Marshall: And it's a crowded Republican field.
Tom: It is. There are seven GOP candidates looking to fill Mulvaney's seat. I recently went down to Rock Hill for a Republican forum to see some of them first hand.
Two women sit at a table in the lobby of the Baxter Hood Center at York Technical College. Armed with small white slips of paper. They are volunteers with a conservative group hosting this forum and they're taking a straw poll.
"Put a 1 by the name of your first choice and a 2 by the name of your second choice,” a volunteer instructs.
On this night, four of the seven Republican candidates will answer the first round of questions. A figth called in with the flu. Another would come in late.
But they didn't miss much of a debate. In fact there was no debate at all to start.
“First question, do you believe that health care is a right and should be provided to all U.S. citizens?” the moderators asks.
The answers came quickly.
“No, I do not.”
And that unanimity continued
“Do you believe in repealing Obamacare?”
“Yes,” all four candidates quickly answered, to the crowd’s amusement.
But there are differences between these candidates.
There's lawyer and former anti-abortion activist Kris Wampler. He represents the libertarian wing of the Republican Party and calls himself a strict constitutionalist. When asked his top legislative priorities, Wampler offered up this:
“Number one, I would get America out of the United Nations and get the United Nations out of America. I don’t think it acts in our interests. I think that it acts against our interests and I think it's basically a quasi-world government.:
Then there's Sheri Few, a self-avowed anti-Common Core crusader. She is very pro-Trump and is running under the slogan "Make America America Again."
Few has also run political ads that targeting two of her better known GOP opponents.
“When Ralph Norman and Tommy Pope voted to take the battle flag down from the confederate memorial in Columbia they started a war on our history. Now they're renaming streets and colleges and destroying monuments to confederate soldiers.”
- Sheri Few political ad
It's an attack she continued at the forum, linking Tommy Pope and Ralph Norman to communist dictators. There's a reason for this tact that goes beyond Few's personal beliefs, says Scott Huffmon.
“Tommy Pope came in kind of as the front runner. He's known in the 5th district for his role in the legislature. He's known in York County because he's kind of a local boy.”

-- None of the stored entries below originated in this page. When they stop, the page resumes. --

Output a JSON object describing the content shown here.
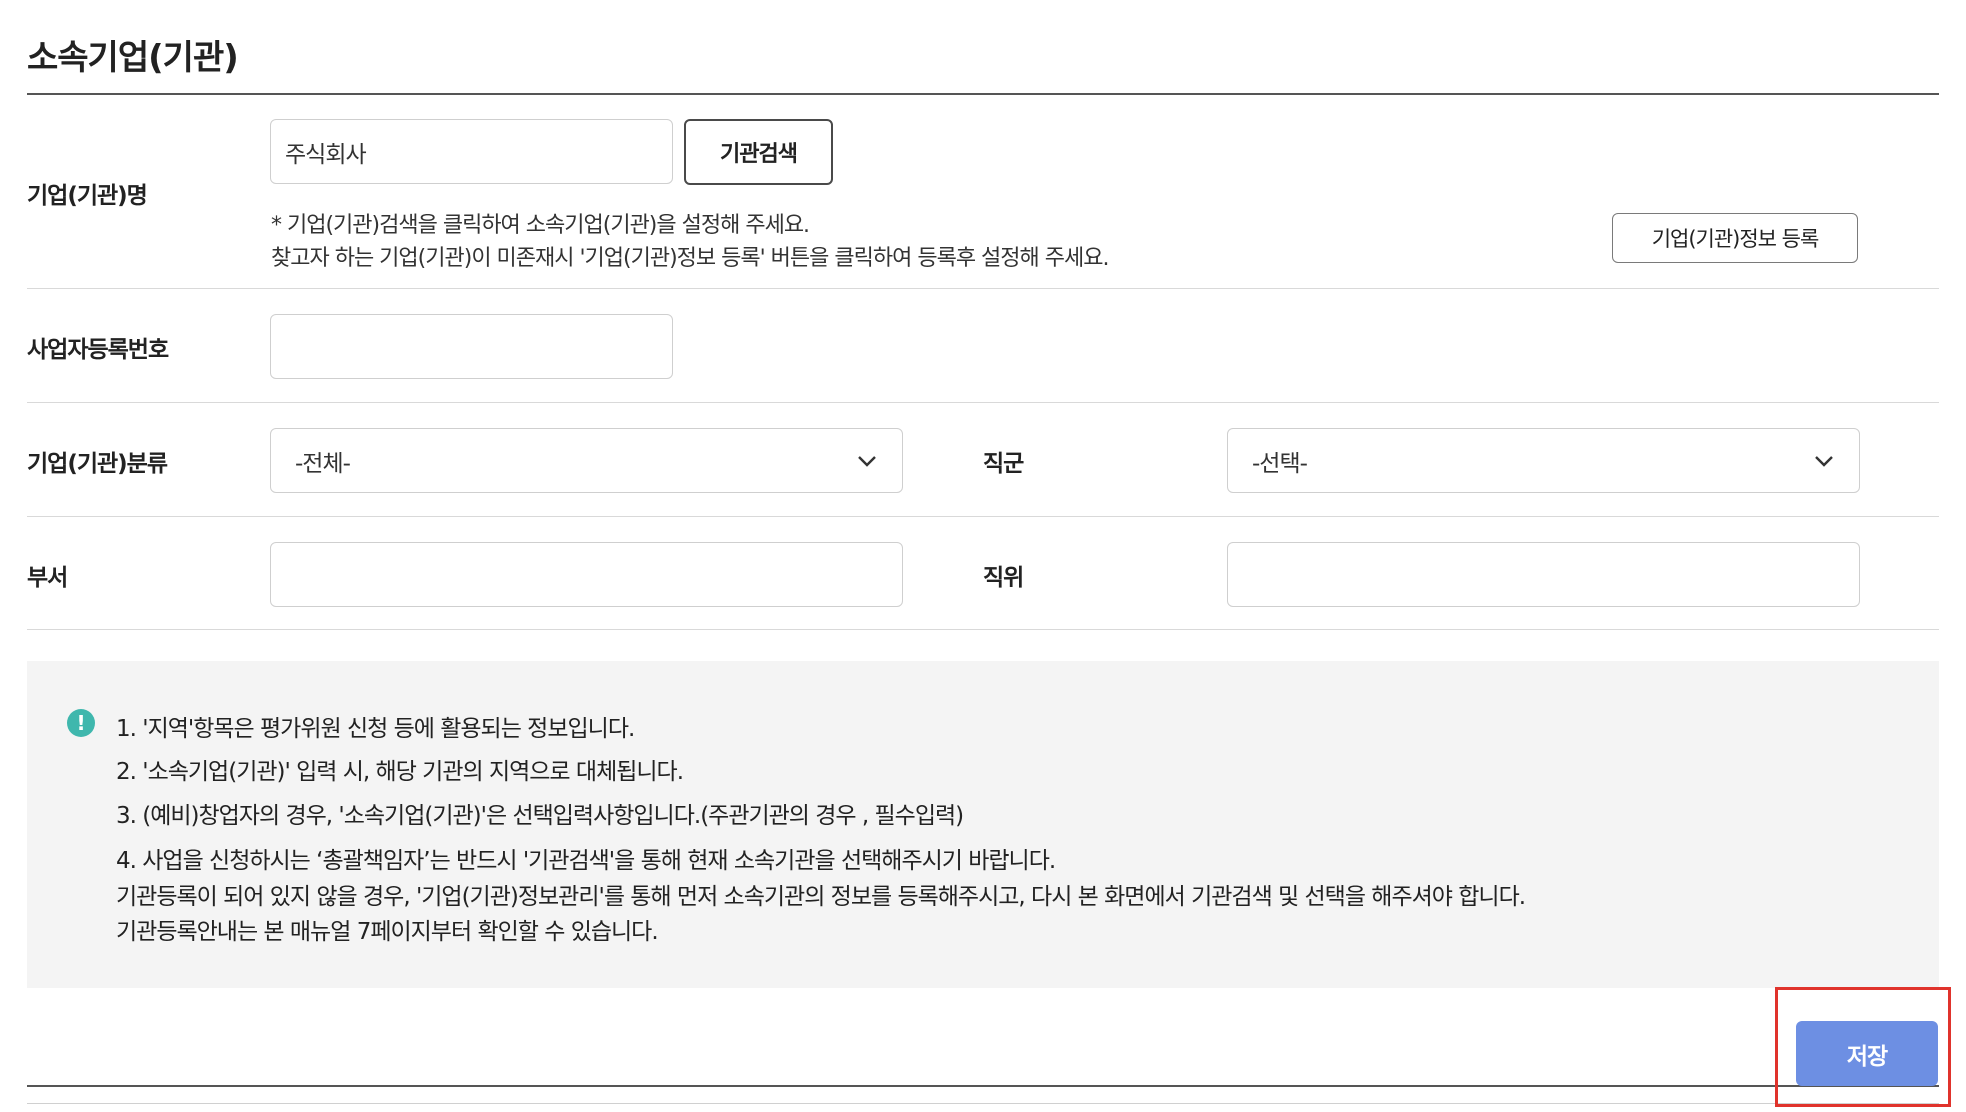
{
  "page": {
    "title": "소속기업(기관)"
  },
  "form": {
    "company_name": {
      "label": "기업(기관)명",
      "value": "주식회사",
      "search_button": "기관검색",
      "note_line1": "* 기업(기관)검색을 클릭하여 소속기업(기관)을 설정해 주세요.",
      "note_line2": "찾고자 하는 기업(기관)이 미존재시 '기업(기관)정보 등록' 버튼을 클릭하여 등록후 설정해 주세요.",
      "register_button": "기업(기관)정보 등록"
    },
    "business_number": {
      "label": "사업자등록번호",
      "value": ""
    },
    "classification": {
      "label": "기업(기관)분류",
      "selected": "-전체-"
    },
    "job_group": {
      "label": "직군",
      "selected": "-선택-"
    },
    "department": {
      "label": "부서",
      "value": ""
    },
    "position": {
      "label": "직위",
      "value": ""
    }
  },
  "info": {
    "icon": "exclamation-icon",
    "lines": [
      "1. '지역'항목은 평가위원 신청 등에 활용되는 정보입니다.",
      "2. '소속기업(기관)' 입력 시, 해당 기관의 지역으로 대체됩니다.",
      "3. (예비)창업자의 경우, '소속기업(기관)'은 선택입력사항입니다.(주관기관의 경우 , 필수입력)",
      "4. 사업을 신청하시는 ‘총괄책임자’는 반드시 '기관검색'을 통해 현재 소속기관을 선택해주시기 바랍니다.",
      "기관등록이 되어 있지 않을 경우, '기업(기관)정보관리'를 통해 먼저 소속기관의 정보를 등록해주시고, 다시 본 화면에서 기관검색 및 선택을 해주셔야 합니다.",
      "기관등록안내는 본 매뉴얼 7페이지부터 확인할 수 있습니다."
    ]
  },
  "actions": {
    "save_label": "저장"
  },
  "colors": {
    "accent": "#6d8fe3",
    "info_icon": "#3fb7ad",
    "highlight": "#e0332c"
  }
}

Pope is the Speaker Pro-Tem of the South Carolina House. He's a lawyer and was the lead prosecutor in the 1995 trial of Susan Smith, who drove her car into a South Carolina lake, drowning her two sons. Smith's case gained notoriety when she falsely claimed a black man had stolen the car and was responsible for killing her children.
“If I get to Washington my first objective is security. This comes from my law enforcement background. This comes from my boys being in the military, this comes from my career. We need security in the world, at the borders, and in our communities,” Pope said.
The other state lawmaker in this race is Ralph Norman. He’s a millionaire property developer who likes to associate himself with other well-known, very conservative Republican lawmakers.
“If you like Mick Mulvaney's votes, you will love my votes. If you like Jim DeMint’s votes, you will love my votes. I'm a conservative. I don’t change when I get there and I don’t say one thing in Rock Hill, South Carolina, and do another when I get to Columbia.”
“It's like a bad joke. We can't support another lawyer, legislator or lobbyist, we need the real outsider, Chad Connelly,” Connelly said.
It's an odd tact to take for Connelly. As the former head of the South Carolina Republican Party and former member of the Republican National Committee, he's a well-known political operative.
There's been no public polling for months on this race, no way to know who's leading at this point.
But remember that straw poll at the Republican forum, Ralph Norman won that with 49 percent of the vote.
If no candidate gets over 50 percent of the vote May 2, a runoff between the top two candidates will take place May 16th.